The solo exhibition by José Resende at Galeria Millan can be understood as a development of the exhibition held at the Pinacoteca do Estado de São Paulo, between April and June 2015. It would even be fair to say that the exhibition is flows through space and time.
At Millan, the exhibition is also composed of only recent and previously not seen sculptures. But it is a mistake to think of it only as a new stage in José Resende's work - composed of projects and innovative solutions. Because the path tread in the 50 years of the artist's production is of "eternal return;” a reflected, surprising continuum. The humor, tension, opposing directions, the latent movement and its insertion in the public space have always been and are present in his work.
It is undeniable that José Resende's sculptures explore the relationships between the city and the body. Whether by choice of materials — metal plates and pipes, stones, glass, textiles - or through the direct conversation of his work — vertical, horizontal, diagonal and curved — with the surroundings. Guided by a rigorous, flexible thinking and a playful imagination, the artist, through his sculptures, invites the audience into another perspective of the urban landscape, the corporeality and the world’s mobility.
In fact, the idea of the inaccuracy of movement is something that unifies the works of Resende exhibited at Galeria Millan. The sculpture Dobras (2015) is made by interlocking two steel plates: one of which is circular, folded in half, with two slits in "v" and the other which is half-moon shape. The density and strength of the plates inspire permanence; an apparent stability. That soon falls apart when you realize that there is a multiplicity of sculptural possibilities within the same sculpture - just change the fitting of the “v” plate. It is the idea of an open work that lies its movement, its constant tension.
It is also worth mentioning that at the Pinacoteca, Dobras (2015) was displayed as a pair of identical sculptures, whereas at Galeria Millan, the piece has been dismembered and it appears as a set of sculptures in various dimensions.
The never before seen piece Corpo de Prova II (2015) embodies another type of movement. The title already alludes to what is at stake in the sculpture. Are the calculation and the precision of this creation sufficient to control the unpredictability of imagination and of the suggestive character of the flexible form? On one side, two brushed stainless steel pipes measuring 4 meters, on the other, two polished stainless steel tubes at an angle also measuring 4 meters, and both sets are connected by a steel cable. Corpo de Prova II (2015) refers to previous methods — such as the train cars suspended by steel cables and even in some sculptures dating back to the 1970s — but presents new solutions: a pre-established and powerful balance.

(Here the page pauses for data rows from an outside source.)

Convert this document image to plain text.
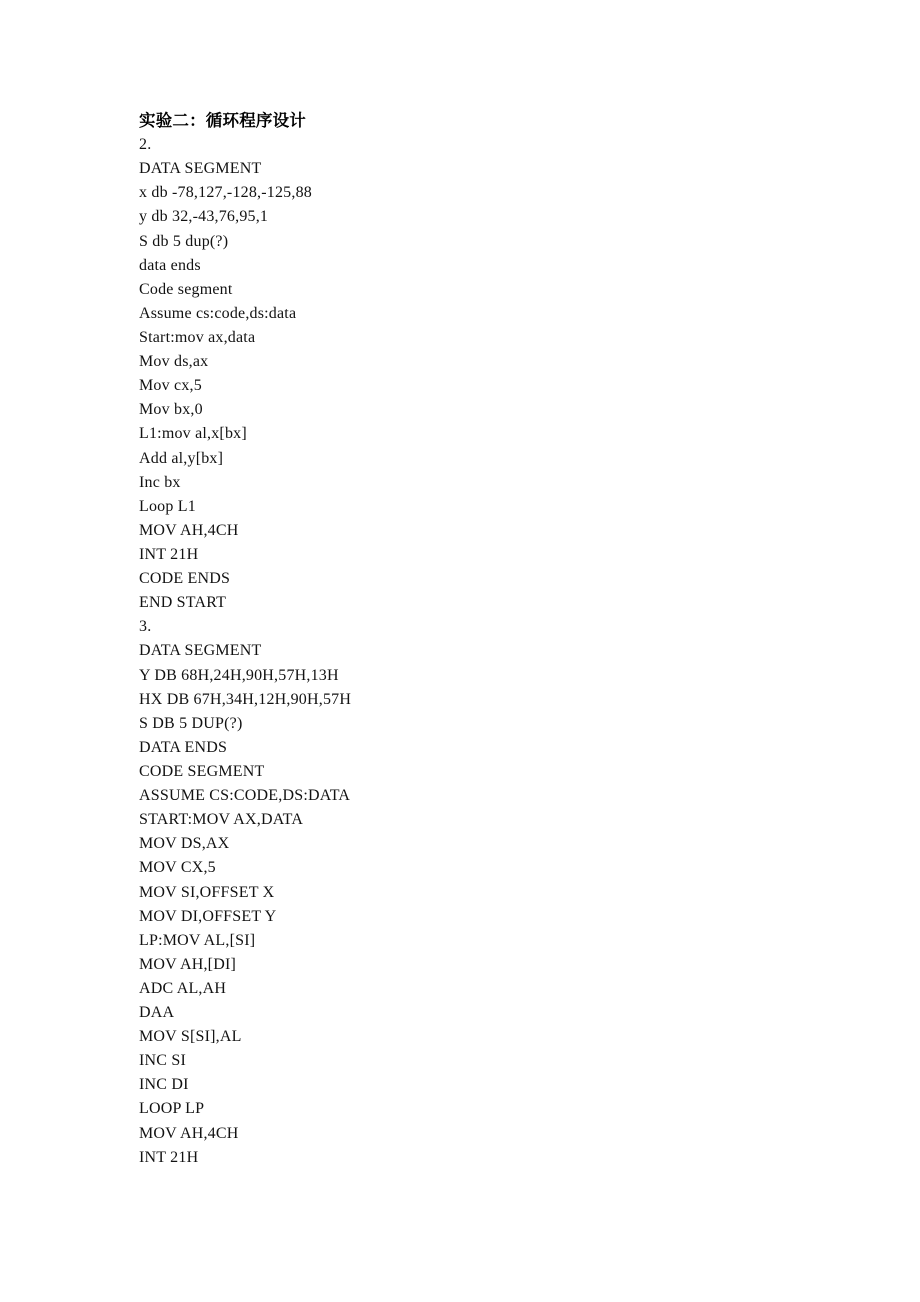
实验二：循环程序设计
2.
DATA SEGMENT
x db -78,127,-128,-125,88
y db 32,-43,76,95,1
S db 5 dup(?)
data ends
Code segment
Assume cs:code,ds:data
Start:mov ax,data
Mov ds,ax
Mov cx,5
Mov bx,0
L1:mov al,x[bx]
Add al,y[bx]
Inc bx
Loop L1
MOV AH,4CH
INT 21H
CODE ENDS
END START
3.
DATA SEGMENT
Y DB 68H,24H,90H,57H,13H
HX DB 67H,34H,12H,90H,57H
S DB 5 DUP(?)
DATA ENDS
CODE SEGMENT
ASSUME CS:CODE,DS:DATA
START:MOV AX,DATA
MOV DS,AX
MOV CX,5
MOV SI,OFFSET X
MOV DI,OFFSET Y
LP:MOV AL,[SI]
MOV AH,[DI]
ADC AL,AH
DAA
MOV S[SI],AL
INC SI
INC DI
LOOP LP
MOV AH,4CH
INT 21H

In the lobby of the gallery, the never before seen work Up Side Down (2015) — consisting of brass tubes connected by steel cables — produces an impact for its monumentality, for its humor and for its challenge to gravity. Even despite the lightness and the aerial quality of the work which, incidentally, seems to create a virtual volume that moves toward the observer's body, Up Side Down, measuring 6 meters, has as a challenge the task of standing up. The sculpture also exceeds in scale the environment where it is installed. There is a tension between the work and architecture. The dimensions of the spaces — such as the columns, the thickness of the wall, the passages, the wall coverings, the floor, the ceiling — are seen again. The exhibition is on display at the Gallery Millan until 26 September.